| > The aphorism is a bit dated but rings true: you can’t add another developer and make the process go faster. It usually slows teams down. I've been doing this for 30-years and this is another political slogan of sorts. this is true in every single imaginable job - new people slow you down, until they do not and become part of the well-oiled machine that is hopefully your team. not sure why people insist on saying this, it is like saying "read this book, says that that Sun will rise tomorrow morning" > I’ve seen it time and again: startups move from their market-fit phase into an operational excellence phase on the backing of VC funding and they start hiring a ton of people. Most of those developers are highly educated, specialized people with deep technical skills and they’re often put to work making the boxes more blue or sitting in meetings with PMs for hours. Teams slow down output when you add more people. I wasn't talking about startups or developers making boxes more blue, I was talking about personal experience. The bottleneck, if you are doing amazing shit and not burning some billionaries money on some silly "startup" is always the code which is why we hire developers to write the code. Everything else is just coming up with some silly unrelated examples - of course there are people (at every job again) doing nothing or menial tasks - this isn't what I was talking about. > You don’t have a quota.

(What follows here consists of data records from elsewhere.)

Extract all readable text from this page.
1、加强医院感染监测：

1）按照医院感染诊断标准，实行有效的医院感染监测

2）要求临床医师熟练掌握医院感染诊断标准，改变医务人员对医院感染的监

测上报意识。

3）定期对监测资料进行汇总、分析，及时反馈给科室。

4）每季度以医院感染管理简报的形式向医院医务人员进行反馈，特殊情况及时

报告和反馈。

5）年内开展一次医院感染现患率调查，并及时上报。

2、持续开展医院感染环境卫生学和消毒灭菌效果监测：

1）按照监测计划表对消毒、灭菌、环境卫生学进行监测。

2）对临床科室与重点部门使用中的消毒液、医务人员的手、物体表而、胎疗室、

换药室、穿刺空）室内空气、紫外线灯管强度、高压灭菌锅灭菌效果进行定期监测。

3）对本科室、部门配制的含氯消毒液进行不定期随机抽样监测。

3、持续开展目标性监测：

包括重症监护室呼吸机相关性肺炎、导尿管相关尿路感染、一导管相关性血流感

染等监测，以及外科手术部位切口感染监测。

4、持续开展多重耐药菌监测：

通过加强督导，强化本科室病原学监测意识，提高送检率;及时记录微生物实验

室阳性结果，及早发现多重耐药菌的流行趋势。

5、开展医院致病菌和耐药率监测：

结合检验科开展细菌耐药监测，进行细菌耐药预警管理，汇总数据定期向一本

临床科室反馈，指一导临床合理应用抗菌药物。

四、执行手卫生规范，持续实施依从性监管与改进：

It’s not like you’ll have fewer units to sell if you don’t add that 30k lines of code by Friday. I do have customers that want features that would make their lives easier and are willing to handsomely pay for it, that good enough? > This is knowledge work. The work is understanding problems and knowing how to develop solutions to them. You add more people and you end up adding overhead. Communication, co-ordination, operations overhead. This is only on super shitty teams with super shitty co-workers (especially senior ones) and super shitty managers. I feel for the careers in this industry where this is/was the case. A whole lot of people are terrible at their jobs in places like this - a whole lot of people... > A well-sized team that has worked together a long time can outperform a massive team any day in my experience. a well-sized team was at one point (well-sized team - 1) and (well-sized team - 2) and (well-sized team - 3) and in the future if it is right team will be even more amazing as well (well-sized team + 1), (well-sized team + 2) |
This is true of training someone new to do a routine job. You spend some time teaching them, and they learning, and then that overhead of teaching/learning slowing you both down disappears.
But it's a little different with knowledge work, as the constant changes and creation of stuff means other team members have to constantly learn what you changed/created if they are to do anything with it. So you never reach this "well-oiled" state, unless you divy up the tasks so that the amount of information you need to deal amongst each other is minimal and unchanged. This principle even holds true in multithreaded programming as to performance, in that constant sharing and changing of data between threads can actually hurt performance in comparison to a single threaded process.